Reading between the lines, I'm pretty sure your real disagreement here is aesthetic. Perhaps it feels icky or touchy feely to you. And your semantic and tone arguments are reverse engineered from that perspective. But if I'm wrong I'd be interested to hear you answer GP's question.
The facts of the matter are that I went back and forth with you, patiently and in good faith, and tried to understand what your point was. And as you became more sarcastic, patronizing, and eventually outright insulting, I realized you simply didn't have one. You didn't like this idea on it's face and were never prepared to give it an earnest hearing. I can only speculate as to why (and no, I don't imagine I can read your mind and wouldn't be surprised to learn my speculation was incorrect).
You've every right to feel that way, but I'm as disappointed in that outcome as you are. Take care and I'll see you around.
I'm sorry, if you want an earnest hearing there's a triplicate form you need to fill out. Now you know for next time. I'm so sorry for your disappointment and hope you find a soothing corner of the internet that agrees with your worldview soonest.
For what it's worth, I've not yet met an LLM that both produces coherent text and will talk past you & try to get under your skin. I'm sure it could be done with an open source model and elbow grease but my read on the situation is that there's a person on the other side of the screen, who for whatever reason had some kind of mental block around this subject matter.
Oh well. Wishing you unachievably bold aspirations. To paraphrase the Tao Te Ching, the path that is clear does not go all the way.
Yeah that's kinda what got me too. But whatever it writing those responses (troll or machine) is becoming less coherent as we talk more. I'm not sure if LLM but it does remind me of that part where they get stuck on something and will correct for a split second before going back to whatever they were doing. But I'm not sure, it's just weird and I'm certain the writer is not being genuine
I'm not sure why they're trying to manufacture outrage but I've been seeing interactions like that appear more and more on HN.

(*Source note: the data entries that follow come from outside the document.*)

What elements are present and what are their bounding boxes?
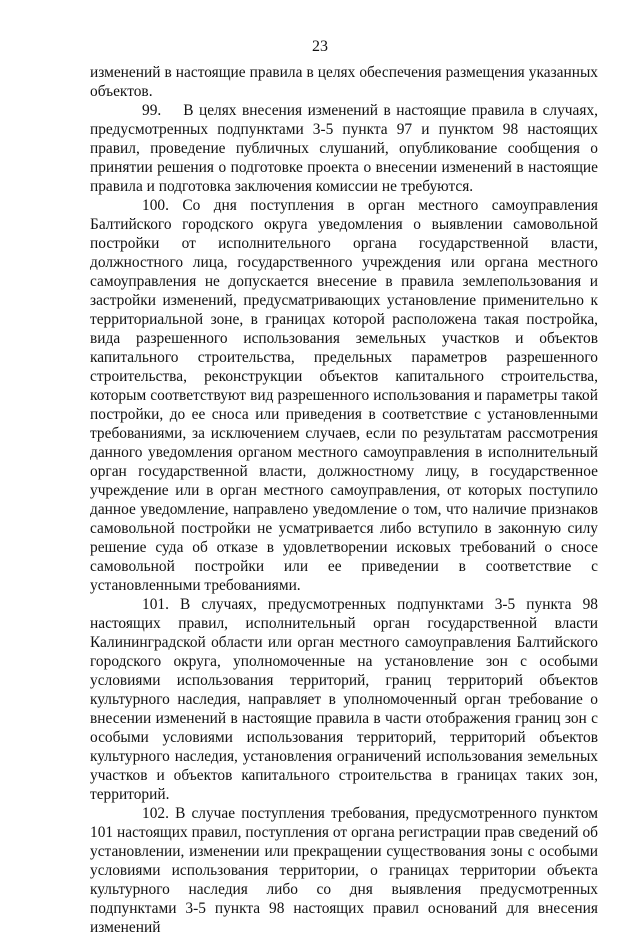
paragraph-101: 101. В случаях, предусмотренных подпунктами 3-5 пункта 98 настоящих правил, исполнительный орган государственной власти Калининградской области или орган местного самоуправления Балтийского городского округа, уполномоченные на установление зон с особыми условиями использования территорий, границ территорий объектов культурного наследия, направляет в уполномоченный орган требование о внесении изменений в настоящие правила в части отображения границ зон с особыми условиями использования территорий, территорий объектов культурного наследия, установления ограничений использования земельных участков и объектов капитального строительства в границах таких зон, территорий.	[90, 596, 598, 803]
paragraph-102: 102. В случае поступления требования, предусмотренного пунктом 101 настоящих правил, поступления от органа регистрации прав сведений об установлении, изменении или прекращении существования зоны с особыми условиями использования территории, о границах территории объекта культурного наследия либо со дня выявления предусмотренных подпунктами 3-5 пункта 98 настоящих правил оснований для внесения изменений	[90, 805, 598, 936]
paragraph-99: 99. В целях внесения изменений в настоящие правила в случаях, предусмотренных подпунктами 3-5 пункта 97 и пунктом 98 настоящих правил, проведение публичных слушаний, опубликование сообщения о принятии решения о подготовке проекта о внесении изменений в настоящие правила и подготовка заключения комиссии не требуются.	[90, 102, 598, 195]
page-number: 23	[312, 38, 328, 55]
document-body	[90, 63, 598, 937]
paragraph-continuation: изменений в настоящие правила в целях обеспечения размещения указанных объектов.	[90, 64, 598, 100]
paragraph-100: 100. Со дня поступления в орган местного самоуправления Балтийского городского округа уведомления о выявлении самовольной постройки от исполнительного органа государственной власти, должностного лица, государственного учреждения или органа местного самоуправления не допускается внесение в правила землепользования и застройки изменений, предусматривающих установление применительно к территориальной зоне, в границах которой расположена такая постройка, вида разрешенного использования земельных участков и объектов капитального строительства, предельных параметров разрешенного строительства, реконструкции объектов капитального строительства, которым соответствуют вид разрешенного использования и параметры такой постройки, до ее сноса или приведения в соответствие с установленными требованиями, за исключением случаев, если по результатам рассмотрения данного уведомления органом местного самоуправления в исполнительный орган государственной власти, должностному лицу, в государственное учреждение или в орган местного самоуправления, от которых поступило данное уведомление, направлено уведомление о том, что наличие признаков самовольной постройки не усматривается либо вступило в законную силу решение суда об отказе в удовлетворении исковых требований о сносе самовольной постройки или ее приведении в соответствие с установленными требованиями.	[90, 197, 598, 594]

You're right. I think that was mentioned a number of comments ago. We haven't been shy about noting that the conversation is going in circles and you've failed to address our points or present alternatives. You have absolute confidence in your solution, yet have not elaborated on what that is or how it solves the problems we've discussed. You've continued to hyperfixate on an alias. You've continued to complain about an inability to do things a certain way while we've stated that your way also works. I mean that's what an alias is...
The problem isn't that we disagree with you, the problem is you are not making an attempt to have a productive conversation. So we gave up.
This isn't about bots or mental blocks. It's about you needing everyone who disagrees with you to be defective somehow—artificial, mentally blocked, aesthetically driven, anything but right.
Your fortune cookie sign-off does no justice to the work you claim to be referencing. I guess if you spend your days working with agreeable LLMs, it is very inconvenient and upsetting when a person comes along who doesn't agree and polish up every concept you espouse.
Literally dehumanizing a person who doesn't agree with you always puts you in a good group of similar thinkers from history.
I also enjoyed noticing how you and the person you sense agrees with you is a "we" - but I'm not a person, apparently because I wasn't swept off my feet by your eloquent arguments.